Nel frattempo, sulla sua personalità sono state avanzate ipotesi disparate. Qualcuno ha parlato di un possibile disturbo bipolare evidente già prima del fatto, altri di difficoltà con l’alcol o della complessa gestione dell’immagine pubblica, dopo esser diventato star planetaria. Secondo alcuni, persino la scelta della fidanzata era un’imposizione di consulenti che ne gestivano l’immagine, in una vita tutt’altro che agevole da questo punto di vista.
Quello sull’atleta sudafricano è l’ultimo racconto della serata.
“Il mio auspicio è che troviate la vostra via alla luce della Luna“: Giampiero Mughini saluta il pubblico così, con una citazione di Oscar Wilde.
L’ultima puntata di Quelli della Luna finisce qui.

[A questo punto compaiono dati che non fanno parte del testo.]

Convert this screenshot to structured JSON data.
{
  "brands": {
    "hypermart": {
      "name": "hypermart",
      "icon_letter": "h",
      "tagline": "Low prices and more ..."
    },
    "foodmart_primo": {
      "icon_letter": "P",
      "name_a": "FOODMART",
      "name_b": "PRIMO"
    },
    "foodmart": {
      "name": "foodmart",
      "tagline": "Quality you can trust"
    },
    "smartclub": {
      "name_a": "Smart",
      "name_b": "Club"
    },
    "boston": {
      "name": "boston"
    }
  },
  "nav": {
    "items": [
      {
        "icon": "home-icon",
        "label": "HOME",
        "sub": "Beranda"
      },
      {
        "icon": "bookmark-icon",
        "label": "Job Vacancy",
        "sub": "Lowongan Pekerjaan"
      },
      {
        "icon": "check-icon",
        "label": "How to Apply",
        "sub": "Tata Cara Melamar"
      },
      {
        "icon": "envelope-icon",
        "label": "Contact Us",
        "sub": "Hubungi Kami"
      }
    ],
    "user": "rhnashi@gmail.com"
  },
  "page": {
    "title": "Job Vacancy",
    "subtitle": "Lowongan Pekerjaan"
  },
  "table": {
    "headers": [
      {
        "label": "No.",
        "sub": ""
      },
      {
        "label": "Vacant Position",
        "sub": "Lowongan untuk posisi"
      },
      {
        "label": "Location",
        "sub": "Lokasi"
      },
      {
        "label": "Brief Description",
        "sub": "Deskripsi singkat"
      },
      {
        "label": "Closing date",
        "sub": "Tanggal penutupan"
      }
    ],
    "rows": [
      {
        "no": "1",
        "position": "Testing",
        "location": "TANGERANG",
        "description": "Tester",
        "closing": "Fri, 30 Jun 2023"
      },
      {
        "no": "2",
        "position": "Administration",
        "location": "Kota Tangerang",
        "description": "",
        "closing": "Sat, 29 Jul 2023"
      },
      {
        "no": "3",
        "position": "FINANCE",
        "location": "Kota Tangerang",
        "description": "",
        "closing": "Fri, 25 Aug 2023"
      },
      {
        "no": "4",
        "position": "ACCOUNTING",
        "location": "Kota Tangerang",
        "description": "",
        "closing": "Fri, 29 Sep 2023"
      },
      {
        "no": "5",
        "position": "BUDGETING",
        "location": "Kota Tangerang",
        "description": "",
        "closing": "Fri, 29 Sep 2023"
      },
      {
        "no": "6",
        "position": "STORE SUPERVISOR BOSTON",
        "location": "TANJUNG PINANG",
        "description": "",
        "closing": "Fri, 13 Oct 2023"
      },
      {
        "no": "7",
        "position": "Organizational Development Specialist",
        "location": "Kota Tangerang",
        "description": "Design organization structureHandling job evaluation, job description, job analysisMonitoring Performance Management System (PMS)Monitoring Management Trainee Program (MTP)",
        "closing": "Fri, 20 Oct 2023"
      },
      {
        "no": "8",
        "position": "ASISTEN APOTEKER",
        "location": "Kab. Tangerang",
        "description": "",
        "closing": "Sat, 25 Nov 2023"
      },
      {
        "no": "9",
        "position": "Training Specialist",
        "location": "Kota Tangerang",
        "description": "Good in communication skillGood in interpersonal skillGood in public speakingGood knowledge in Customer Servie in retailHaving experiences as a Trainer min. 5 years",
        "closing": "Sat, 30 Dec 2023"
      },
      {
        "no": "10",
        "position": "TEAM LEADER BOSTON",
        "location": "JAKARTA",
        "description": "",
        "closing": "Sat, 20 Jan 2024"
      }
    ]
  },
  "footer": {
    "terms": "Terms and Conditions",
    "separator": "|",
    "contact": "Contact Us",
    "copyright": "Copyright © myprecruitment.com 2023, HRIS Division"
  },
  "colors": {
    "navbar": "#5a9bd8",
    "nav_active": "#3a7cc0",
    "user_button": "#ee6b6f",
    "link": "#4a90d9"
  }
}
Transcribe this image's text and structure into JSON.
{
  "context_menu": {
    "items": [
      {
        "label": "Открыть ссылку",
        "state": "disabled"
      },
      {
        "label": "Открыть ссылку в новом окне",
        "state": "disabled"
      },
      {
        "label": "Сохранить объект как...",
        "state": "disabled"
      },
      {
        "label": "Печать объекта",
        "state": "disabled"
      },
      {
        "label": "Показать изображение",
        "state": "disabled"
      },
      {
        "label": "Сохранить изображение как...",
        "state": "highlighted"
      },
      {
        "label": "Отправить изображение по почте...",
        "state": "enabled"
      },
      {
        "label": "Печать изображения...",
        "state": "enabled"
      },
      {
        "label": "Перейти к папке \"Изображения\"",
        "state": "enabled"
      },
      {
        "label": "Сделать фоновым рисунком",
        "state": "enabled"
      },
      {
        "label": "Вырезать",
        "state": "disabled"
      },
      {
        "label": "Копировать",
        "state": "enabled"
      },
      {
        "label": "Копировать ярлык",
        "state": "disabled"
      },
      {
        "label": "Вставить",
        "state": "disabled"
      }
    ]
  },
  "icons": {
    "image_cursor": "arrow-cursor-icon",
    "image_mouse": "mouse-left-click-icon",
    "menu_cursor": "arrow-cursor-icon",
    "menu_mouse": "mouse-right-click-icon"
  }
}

Appuntamento conclusivo che ha confermato i punti di forza e le tante perplessità sul programma. Pensato e realizzato con pacatezza ed eleganza nel linguaggio, oltre che con un buon ritmo e un andamento piacevole, ha mostrato la corda in alcuni tratti fondamentali.
A cominciare dall’originalità. Senza scomodare i racconti di Sfide o alcuni, sparuti tratti di quelli di Federico Buffa, Quelli della Luna paga la similarità nemmeno troppo velata con altre trasmissioni simili.
L’ultima in ordine di tempo è Rabona, di Andrea Vianello, su Rai3. Pur senza riscuotere grande successo, Rabona aveva comunque mostrato un taglio più interessante e peculiare, uno stile narrativo non rivoluzionario ma convincente.
Quello che è mancato alle quattro puntate di Mughini. Non c’è da puntare il dito su questa o quella caratteristica dello stile su cui si regge Quelli della Luna, ma c’è da registrare che mai o quasi il racconto è riuscito ad essere davvero accattivante.
Si poteva giocare la carta di una scelta meno scontata dei protagonisti, per quanto di primissimo piano? Forse sì. Come si poteva scegliere un linguaggio più favorevole alle dinamiche televisive, pur senza snaturare le particolarità di Mughini.
Oppure, si poteva puntare su materiali inediti e contenuti più interessanti. Invece, testi, interviste, video, commenti hanno aggiunto poco a quanto già ampiamente raccontato e visto su quei campioni. In alcuni casi, i filmati sono risultati addirittura poveri.
Quelli della Luna, dunque, chiude il primo ciclo di puntate senza debacle ma con più di un aspetto su cui è necessario lavorare.